Small bites: Noble Cider’s The Greenhouse opens on Rankin Avenue

Trevor Baker at The Greenhouse
DOWNTOWN OASIS: Noble Cider's new location, The Greenhouse, is slated to open Friday, June 21. Co-owner, Trevor Baker, pictured, describes it as an oasis in the city's concrete landscape. Photo by Thomas Calder

On Friday, June 21, Noble Cider will celebrate the grand opening of its new downtown Asheville location, The Greenhouse. The 3,000-square-foot bistro/bar is inside the Tyler Building on Rankin Avenue. The site marks the first of two new locations for Noble Cider ⁠— the second, Creekside, is slated to open later this year in Brevard.

As its name suggests, The Greenhouse’s facade is composed primarily of glass, with a pair of giant roll-up doors that open onto the street.

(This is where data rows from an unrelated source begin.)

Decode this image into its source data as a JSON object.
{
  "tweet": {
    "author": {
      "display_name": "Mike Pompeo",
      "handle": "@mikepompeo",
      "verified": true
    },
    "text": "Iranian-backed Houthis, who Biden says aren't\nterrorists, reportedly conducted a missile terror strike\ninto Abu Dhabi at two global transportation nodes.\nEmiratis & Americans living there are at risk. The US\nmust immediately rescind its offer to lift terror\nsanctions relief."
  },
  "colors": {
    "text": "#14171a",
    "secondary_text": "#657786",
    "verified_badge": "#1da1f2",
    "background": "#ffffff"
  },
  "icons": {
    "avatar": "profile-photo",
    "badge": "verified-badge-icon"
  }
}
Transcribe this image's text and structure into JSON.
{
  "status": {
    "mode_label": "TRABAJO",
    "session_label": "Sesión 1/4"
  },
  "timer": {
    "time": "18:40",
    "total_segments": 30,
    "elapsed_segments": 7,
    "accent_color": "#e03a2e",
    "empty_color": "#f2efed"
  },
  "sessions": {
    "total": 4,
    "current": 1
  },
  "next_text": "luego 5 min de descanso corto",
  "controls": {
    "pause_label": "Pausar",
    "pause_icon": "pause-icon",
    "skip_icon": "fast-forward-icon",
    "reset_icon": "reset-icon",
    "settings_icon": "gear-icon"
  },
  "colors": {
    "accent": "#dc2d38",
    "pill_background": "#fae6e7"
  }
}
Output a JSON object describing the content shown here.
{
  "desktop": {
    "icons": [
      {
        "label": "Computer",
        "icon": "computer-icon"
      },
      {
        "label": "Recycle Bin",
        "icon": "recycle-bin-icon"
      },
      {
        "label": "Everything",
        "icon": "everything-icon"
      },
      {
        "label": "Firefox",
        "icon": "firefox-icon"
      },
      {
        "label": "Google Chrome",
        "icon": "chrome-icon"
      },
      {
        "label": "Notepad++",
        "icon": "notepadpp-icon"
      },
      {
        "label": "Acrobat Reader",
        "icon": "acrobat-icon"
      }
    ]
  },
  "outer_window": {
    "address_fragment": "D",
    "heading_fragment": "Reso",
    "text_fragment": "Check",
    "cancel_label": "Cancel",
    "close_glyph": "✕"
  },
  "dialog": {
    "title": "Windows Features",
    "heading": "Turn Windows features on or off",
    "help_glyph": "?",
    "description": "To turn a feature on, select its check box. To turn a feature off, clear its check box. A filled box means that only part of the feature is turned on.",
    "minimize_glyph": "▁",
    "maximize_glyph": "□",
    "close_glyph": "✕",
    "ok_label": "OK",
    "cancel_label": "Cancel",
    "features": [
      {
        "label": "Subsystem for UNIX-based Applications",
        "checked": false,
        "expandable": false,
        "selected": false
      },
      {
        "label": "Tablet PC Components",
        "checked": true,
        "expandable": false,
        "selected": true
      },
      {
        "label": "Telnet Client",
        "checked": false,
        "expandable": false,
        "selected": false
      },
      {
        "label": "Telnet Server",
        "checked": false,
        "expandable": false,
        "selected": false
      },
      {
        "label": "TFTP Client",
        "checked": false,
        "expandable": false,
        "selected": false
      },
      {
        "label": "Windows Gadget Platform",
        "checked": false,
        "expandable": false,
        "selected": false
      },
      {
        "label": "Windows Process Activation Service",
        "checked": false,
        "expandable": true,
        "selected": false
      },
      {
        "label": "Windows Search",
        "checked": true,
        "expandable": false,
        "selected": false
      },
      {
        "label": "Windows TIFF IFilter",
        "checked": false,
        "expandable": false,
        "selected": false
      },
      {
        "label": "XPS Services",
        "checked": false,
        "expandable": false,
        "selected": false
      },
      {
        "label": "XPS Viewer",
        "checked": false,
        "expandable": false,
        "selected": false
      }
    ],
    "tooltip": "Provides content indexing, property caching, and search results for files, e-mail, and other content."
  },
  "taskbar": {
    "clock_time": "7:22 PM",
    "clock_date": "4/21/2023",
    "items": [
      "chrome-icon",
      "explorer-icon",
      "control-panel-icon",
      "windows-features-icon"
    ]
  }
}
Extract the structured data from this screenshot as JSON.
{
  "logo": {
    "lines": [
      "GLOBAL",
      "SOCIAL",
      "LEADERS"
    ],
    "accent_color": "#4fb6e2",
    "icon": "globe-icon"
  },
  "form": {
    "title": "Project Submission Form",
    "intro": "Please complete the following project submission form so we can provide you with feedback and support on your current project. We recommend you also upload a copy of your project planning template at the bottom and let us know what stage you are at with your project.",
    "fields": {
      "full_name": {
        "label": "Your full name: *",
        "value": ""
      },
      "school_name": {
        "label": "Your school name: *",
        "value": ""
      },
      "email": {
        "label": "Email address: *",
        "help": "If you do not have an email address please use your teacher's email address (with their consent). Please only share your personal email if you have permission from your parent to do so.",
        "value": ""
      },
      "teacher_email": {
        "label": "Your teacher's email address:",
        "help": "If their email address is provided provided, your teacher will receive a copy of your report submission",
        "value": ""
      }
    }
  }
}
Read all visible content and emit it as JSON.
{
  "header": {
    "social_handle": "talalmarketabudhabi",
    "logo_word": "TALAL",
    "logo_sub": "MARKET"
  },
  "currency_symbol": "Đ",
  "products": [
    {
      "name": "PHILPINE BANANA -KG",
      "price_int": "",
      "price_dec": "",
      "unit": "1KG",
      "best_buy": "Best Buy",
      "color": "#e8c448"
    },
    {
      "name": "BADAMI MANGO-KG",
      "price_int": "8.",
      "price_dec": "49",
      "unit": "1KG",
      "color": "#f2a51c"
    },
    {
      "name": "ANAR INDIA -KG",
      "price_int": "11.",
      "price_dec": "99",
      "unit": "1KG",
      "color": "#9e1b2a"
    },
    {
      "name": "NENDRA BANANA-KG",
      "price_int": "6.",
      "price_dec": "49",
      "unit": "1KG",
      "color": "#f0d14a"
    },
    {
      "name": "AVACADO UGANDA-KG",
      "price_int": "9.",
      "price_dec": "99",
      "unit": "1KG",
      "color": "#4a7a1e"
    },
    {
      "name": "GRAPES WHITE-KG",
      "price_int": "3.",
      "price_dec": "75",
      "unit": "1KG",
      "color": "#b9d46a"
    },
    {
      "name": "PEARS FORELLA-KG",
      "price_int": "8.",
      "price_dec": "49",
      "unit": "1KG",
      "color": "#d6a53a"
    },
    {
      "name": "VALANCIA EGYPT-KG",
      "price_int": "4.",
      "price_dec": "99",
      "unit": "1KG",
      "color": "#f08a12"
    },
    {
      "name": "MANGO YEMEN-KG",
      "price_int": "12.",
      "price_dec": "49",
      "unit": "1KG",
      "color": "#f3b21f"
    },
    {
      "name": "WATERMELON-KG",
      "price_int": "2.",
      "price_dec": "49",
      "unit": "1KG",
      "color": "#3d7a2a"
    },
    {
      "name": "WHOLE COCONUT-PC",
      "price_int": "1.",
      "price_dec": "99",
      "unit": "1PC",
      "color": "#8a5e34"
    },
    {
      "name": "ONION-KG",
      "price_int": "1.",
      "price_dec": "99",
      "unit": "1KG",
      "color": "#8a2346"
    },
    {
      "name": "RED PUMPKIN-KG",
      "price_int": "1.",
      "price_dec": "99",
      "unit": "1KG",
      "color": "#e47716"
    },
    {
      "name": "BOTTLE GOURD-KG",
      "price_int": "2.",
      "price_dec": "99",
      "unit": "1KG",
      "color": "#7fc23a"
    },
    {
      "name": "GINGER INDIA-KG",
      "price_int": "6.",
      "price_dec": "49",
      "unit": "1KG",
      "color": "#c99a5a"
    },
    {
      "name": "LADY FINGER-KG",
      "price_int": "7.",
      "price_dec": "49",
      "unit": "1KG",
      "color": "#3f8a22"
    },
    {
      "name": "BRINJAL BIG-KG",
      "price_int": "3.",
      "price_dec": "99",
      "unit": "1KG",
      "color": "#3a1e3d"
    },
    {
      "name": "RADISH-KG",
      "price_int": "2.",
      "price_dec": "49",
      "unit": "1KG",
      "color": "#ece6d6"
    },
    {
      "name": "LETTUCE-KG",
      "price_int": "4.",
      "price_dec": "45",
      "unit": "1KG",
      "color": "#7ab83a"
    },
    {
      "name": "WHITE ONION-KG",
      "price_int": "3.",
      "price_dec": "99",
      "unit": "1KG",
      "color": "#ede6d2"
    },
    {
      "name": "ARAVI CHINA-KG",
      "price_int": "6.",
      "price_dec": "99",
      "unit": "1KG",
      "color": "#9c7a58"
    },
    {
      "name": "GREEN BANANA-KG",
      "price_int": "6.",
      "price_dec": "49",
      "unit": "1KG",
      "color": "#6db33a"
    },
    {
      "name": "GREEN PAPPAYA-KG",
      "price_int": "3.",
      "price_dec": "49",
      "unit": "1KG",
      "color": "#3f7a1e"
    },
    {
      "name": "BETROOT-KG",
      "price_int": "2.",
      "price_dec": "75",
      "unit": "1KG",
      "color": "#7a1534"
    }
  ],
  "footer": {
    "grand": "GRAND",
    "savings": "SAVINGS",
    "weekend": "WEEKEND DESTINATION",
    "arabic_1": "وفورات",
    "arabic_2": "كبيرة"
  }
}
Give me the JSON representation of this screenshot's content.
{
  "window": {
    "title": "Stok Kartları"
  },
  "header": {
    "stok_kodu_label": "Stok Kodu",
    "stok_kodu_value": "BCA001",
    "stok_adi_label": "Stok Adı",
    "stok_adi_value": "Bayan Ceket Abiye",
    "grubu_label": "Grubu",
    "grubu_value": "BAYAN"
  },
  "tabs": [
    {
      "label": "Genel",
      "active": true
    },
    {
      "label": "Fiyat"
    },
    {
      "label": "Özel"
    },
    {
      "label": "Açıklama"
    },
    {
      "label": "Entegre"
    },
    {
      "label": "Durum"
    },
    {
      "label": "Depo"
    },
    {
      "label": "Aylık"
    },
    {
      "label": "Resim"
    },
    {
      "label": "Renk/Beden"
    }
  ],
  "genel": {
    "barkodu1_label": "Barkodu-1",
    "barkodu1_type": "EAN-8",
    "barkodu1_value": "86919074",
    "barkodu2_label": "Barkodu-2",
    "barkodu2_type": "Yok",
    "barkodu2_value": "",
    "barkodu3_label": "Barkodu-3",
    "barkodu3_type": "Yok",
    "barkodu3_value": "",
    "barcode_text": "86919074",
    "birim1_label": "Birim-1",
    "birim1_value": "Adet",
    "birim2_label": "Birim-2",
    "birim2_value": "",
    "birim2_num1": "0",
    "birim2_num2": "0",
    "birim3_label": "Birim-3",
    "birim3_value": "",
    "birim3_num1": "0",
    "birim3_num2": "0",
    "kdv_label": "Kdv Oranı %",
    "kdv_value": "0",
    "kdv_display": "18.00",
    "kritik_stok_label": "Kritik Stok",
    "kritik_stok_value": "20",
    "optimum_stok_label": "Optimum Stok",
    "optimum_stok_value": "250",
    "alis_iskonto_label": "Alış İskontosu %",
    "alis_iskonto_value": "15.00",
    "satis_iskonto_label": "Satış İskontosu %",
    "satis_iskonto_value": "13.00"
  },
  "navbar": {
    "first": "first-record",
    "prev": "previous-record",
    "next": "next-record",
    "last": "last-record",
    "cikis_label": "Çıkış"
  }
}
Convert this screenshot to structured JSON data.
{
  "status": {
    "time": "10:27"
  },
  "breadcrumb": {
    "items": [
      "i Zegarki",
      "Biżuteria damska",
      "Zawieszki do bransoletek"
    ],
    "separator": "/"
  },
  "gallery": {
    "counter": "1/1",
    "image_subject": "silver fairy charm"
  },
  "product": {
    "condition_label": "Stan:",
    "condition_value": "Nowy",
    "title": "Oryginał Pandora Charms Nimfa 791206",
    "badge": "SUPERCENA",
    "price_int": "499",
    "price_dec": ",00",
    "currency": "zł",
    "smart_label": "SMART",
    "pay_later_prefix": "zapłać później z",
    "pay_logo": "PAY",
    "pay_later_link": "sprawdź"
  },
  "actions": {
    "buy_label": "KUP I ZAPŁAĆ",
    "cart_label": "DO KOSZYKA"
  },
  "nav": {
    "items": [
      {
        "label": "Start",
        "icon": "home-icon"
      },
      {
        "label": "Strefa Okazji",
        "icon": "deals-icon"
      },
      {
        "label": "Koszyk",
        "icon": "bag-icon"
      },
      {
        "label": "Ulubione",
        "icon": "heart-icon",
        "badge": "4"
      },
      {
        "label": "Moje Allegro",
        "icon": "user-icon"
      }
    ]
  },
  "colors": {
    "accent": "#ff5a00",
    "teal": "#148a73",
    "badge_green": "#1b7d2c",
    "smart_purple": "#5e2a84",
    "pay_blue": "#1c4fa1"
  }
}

Inside, restored train depot windows divide the dining room and kitchen. Throughout the bistro, dusty pink and light green paint colors the walls, pillars and exposed air ducts. Tropical plants are also ubiquitous, with some hanging from the ceiling and others functioning as a living dividing wall.

“A midcentury tropical garden room is kind of what we’re going for,” says Noble Cider co-owner Trevor Baker.

Baker describes the menu as “high caliber … Michelin-inspired cuisine.” The kitchen is headed by his brother, chef Gavin Baker, whose previous culinary experience includes a stint at The Fat Duck in England.

Local ingredients will be a key feature, with plates like the Native 25, which highlights goods foraged within a 25-mile radius of the restaurant. Other items include smoke-roasted brisket, whole grilled bass and a wide range of vegan, vegetarian and gluten-free options.

Light snacks and small plates will be served during the bistro’s afternoon hours. Special events, Sunday brunch and ticketed dinners, adds Baker, are being planned for the space as well.

“I like the fact that it’s like an oasis among concrete,” says Baker. “It’s a great building, a great location and a great place that people can still discover.”

The grand opening is Friday, June 21, at 49 Rankin Ave. Hours are Tuesday-Thursday, noon-10 p.m., Friday-Saturday, noon-11 p.m. For more information, visit avl.mx/66l.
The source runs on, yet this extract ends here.